On the eleventh floor of the safety net hospital a frail man is admitted for tertiary care. His left third digit is mottled and purple and dribbling golden sticky fluid and too painful to touch or bend. The nursing home says he could walk and talk and provide consent before he left their hands and came into ours but we wonder. He mutters words we can scarcely hear. A tube protrudes from his chest, secured with tape, unused since last November, the most recent time he allowed his doctors to perform hemodialysis – the work of filtering his blood that his kidneys gave up years ago. Somehow he has remained coherent for four months without this critical treatment and just ten percent of his kidney function.
Remembering my teachers I close the EMR and, without further influence from the words of others, enter to see my patient.
He won’t respond to his name and only intermittently makes eye contact. I immediately regret habitually muting the television on arriving at the bedside. The channel rests on calming nature scenes, formerly accompanied by soft piano, which I would much prefer to the silence of his indifference. This one sided interaction is uncomfortable.

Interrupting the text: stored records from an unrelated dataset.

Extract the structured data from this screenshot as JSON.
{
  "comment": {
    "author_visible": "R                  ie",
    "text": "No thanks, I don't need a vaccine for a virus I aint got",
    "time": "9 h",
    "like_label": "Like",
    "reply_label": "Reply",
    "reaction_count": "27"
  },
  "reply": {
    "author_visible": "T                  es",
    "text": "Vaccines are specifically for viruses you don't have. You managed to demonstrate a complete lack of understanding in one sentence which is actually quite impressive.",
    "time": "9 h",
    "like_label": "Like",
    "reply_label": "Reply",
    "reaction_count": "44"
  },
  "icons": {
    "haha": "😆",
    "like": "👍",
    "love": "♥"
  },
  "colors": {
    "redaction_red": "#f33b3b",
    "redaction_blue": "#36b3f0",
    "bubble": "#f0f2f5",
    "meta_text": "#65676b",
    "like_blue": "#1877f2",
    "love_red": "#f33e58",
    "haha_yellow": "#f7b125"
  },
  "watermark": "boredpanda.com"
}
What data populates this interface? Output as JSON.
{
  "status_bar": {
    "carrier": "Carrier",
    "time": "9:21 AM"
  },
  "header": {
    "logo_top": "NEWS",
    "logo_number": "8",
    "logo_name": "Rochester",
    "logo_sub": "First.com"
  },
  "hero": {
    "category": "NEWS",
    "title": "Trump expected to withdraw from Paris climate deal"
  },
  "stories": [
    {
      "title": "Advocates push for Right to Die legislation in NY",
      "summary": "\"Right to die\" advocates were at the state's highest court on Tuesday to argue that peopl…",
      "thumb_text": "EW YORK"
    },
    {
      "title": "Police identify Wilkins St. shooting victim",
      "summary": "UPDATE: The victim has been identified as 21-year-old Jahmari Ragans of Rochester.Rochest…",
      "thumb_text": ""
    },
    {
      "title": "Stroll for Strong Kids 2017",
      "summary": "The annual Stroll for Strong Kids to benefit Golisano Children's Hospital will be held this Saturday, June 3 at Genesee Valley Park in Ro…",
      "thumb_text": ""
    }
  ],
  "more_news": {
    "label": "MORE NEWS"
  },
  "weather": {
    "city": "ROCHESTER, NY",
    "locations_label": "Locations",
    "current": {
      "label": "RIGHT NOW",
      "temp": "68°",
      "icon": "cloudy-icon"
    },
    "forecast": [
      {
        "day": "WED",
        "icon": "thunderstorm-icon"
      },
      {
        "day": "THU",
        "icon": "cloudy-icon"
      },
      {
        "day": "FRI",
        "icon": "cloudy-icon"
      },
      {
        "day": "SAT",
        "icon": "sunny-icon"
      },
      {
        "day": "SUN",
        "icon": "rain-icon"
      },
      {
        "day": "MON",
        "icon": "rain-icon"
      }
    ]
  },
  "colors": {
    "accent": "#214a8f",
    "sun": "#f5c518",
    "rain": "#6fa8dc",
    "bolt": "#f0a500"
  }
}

He swears at me when I examine his finger. I am pleased he has acknowledged me, albeit with choice four letter words. Response to painful stimuli, check. Concentrating on the routine of the physical exam, piece by piece, head to toe, allows me to avoid my own discomfort and horror as my delirious patient pulls pieces of his hair out of his scalp, then digs into his nostrils, then tastes his fingertips. I push away my reflexive disgust and ask myself what my responsibility to this patient is. I ask myself how I would be acting right now if one of his four children, with whom he is apparently close, were here. I ask myself how I would be acting if this patient, this former veterinarian, was coherent and oriented. I steel my stomach, don a pair of gloves, and tenderly wrap his hands. I ask for restraints as his nose begins to bleed from the picking and digging.
On my way home, I call my mom. She answers after a single ring, wondering why I’m calling so late (or early?). My voice cracks as I tell her, urgently, “I will never let you go to the hospital without me knowing.” She affirms, half-asleep, asks: “Is that all? Are you sure you’re okay?” I assure her, yes, I am, I will be, as I silently promise myself to admit my mom not to a nursing home but to my own multigenerational household. Still half-asleep, she asks again, “Is that all? Are you sure you’re okay? I’m sorry honey, I’m just so tired.” I assure her again, yes, I am, I will be. After I hang up, I give my nervous system the gift of a long exhale.